The temperature dependence of the dc resistivity and the scattering rate $\gamma$ determined by THz TDS. Drude fit error bars are smaller than the size of the symbols.

Figure 3

(a) TRTS spectra and the time-resolved measurement of the ultrafast change in the peak transmitted THz electric field at various temperatures. (b) TRTS spectra similar to (a), but zoomed in on the first 30–60 ps of the photoinduced response and recorded with a shorter time step. The spectra were shifted horizontally for clarity.

Figure 4

(a) TRTS and TR-MOKE spectra at room temperature.
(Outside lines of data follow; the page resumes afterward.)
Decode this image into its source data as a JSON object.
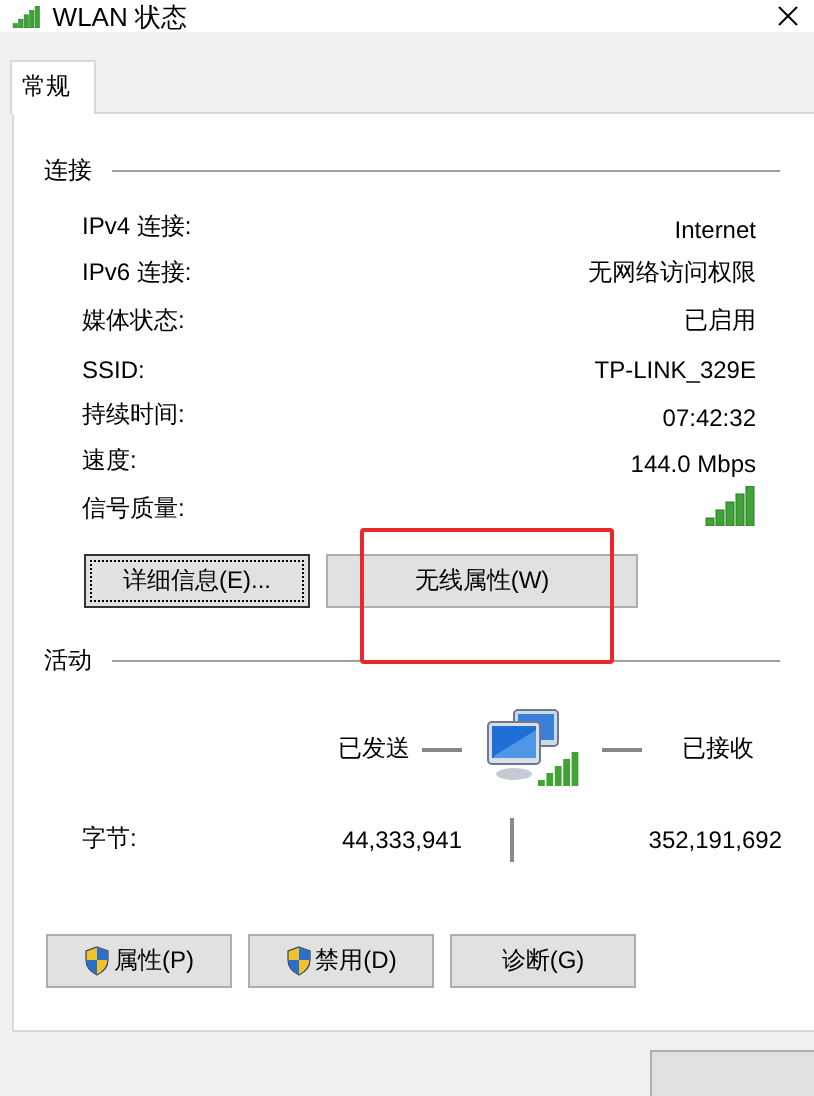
{
  "window": {
    "title": "WLAN 状态"
  },
  "tabs": [
    {
      "label": "常规",
      "selected": true
    }
  ],
  "connection": {
    "heading": "连接",
    "rows": [
      {
        "label": "IPv4 连接:",
        "value": "Internet",
        "kind": "text"
      },
      {
        "label": "IPv6 连接:",
        "value": "无网络访问权限",
        "kind": "text"
      },
      {
        "label": "媒体状态:",
        "value": "已启用",
        "kind": "text"
      },
      {
        "label": "SSID:",
        "value": "TP-LINK_329E",
        "kind": "text"
      },
      {
        "label": "持续时间:",
        "value": "07:42:32",
        "kind": "text"
      },
      {
        "label": "速度:",
        "value": "144.0 Mbps",
        "kind": "text"
      },
      {
        "label": "信号质量:",
        "kind": "signal"
      }
    ],
    "buttons": [
      {
        "label": "详细信息(E)...",
        "focused": true
      },
      {
        "label": "无线属性(W)",
        "focused": false
      }
    ]
  },
  "activity": {
    "heading": "活动",
    "sent_label": "已发送",
    "received_label": "已接收",
    "bytes_label": "字节:",
    "bytes_sent": "44,333,941",
    "bytes_received": "352,191,692"
  },
  "bottom_buttons": [
    {
      "label": "属性(P)",
      "shield": true
    },
    {
      "label": "禁用(D)",
      "shield": true
    },
    {
      "label": "诊断(G)",
      "shield": false
    }
  ]
}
Solid lines are fits to the two-temperature model. (b) TRTS spectra at 150 and 380 K. The solid lines are fits to the two-temperature model.

Figure 5

(a) The computed electron-phonon and spin specific heat. (b) Temperature dependence of the parameter $\alpha$, which quantifies the relative contribution of the spin temperature change to the photoinduced resistivity change. The vertical line indicates the Curie temperature $T_C=390$ K.

Figure 6

Time evolution of the difference in the instantaneous electron-lattice and spin temperature computed in the two-temperature model. Colors correspond to different equilibrium temperatures.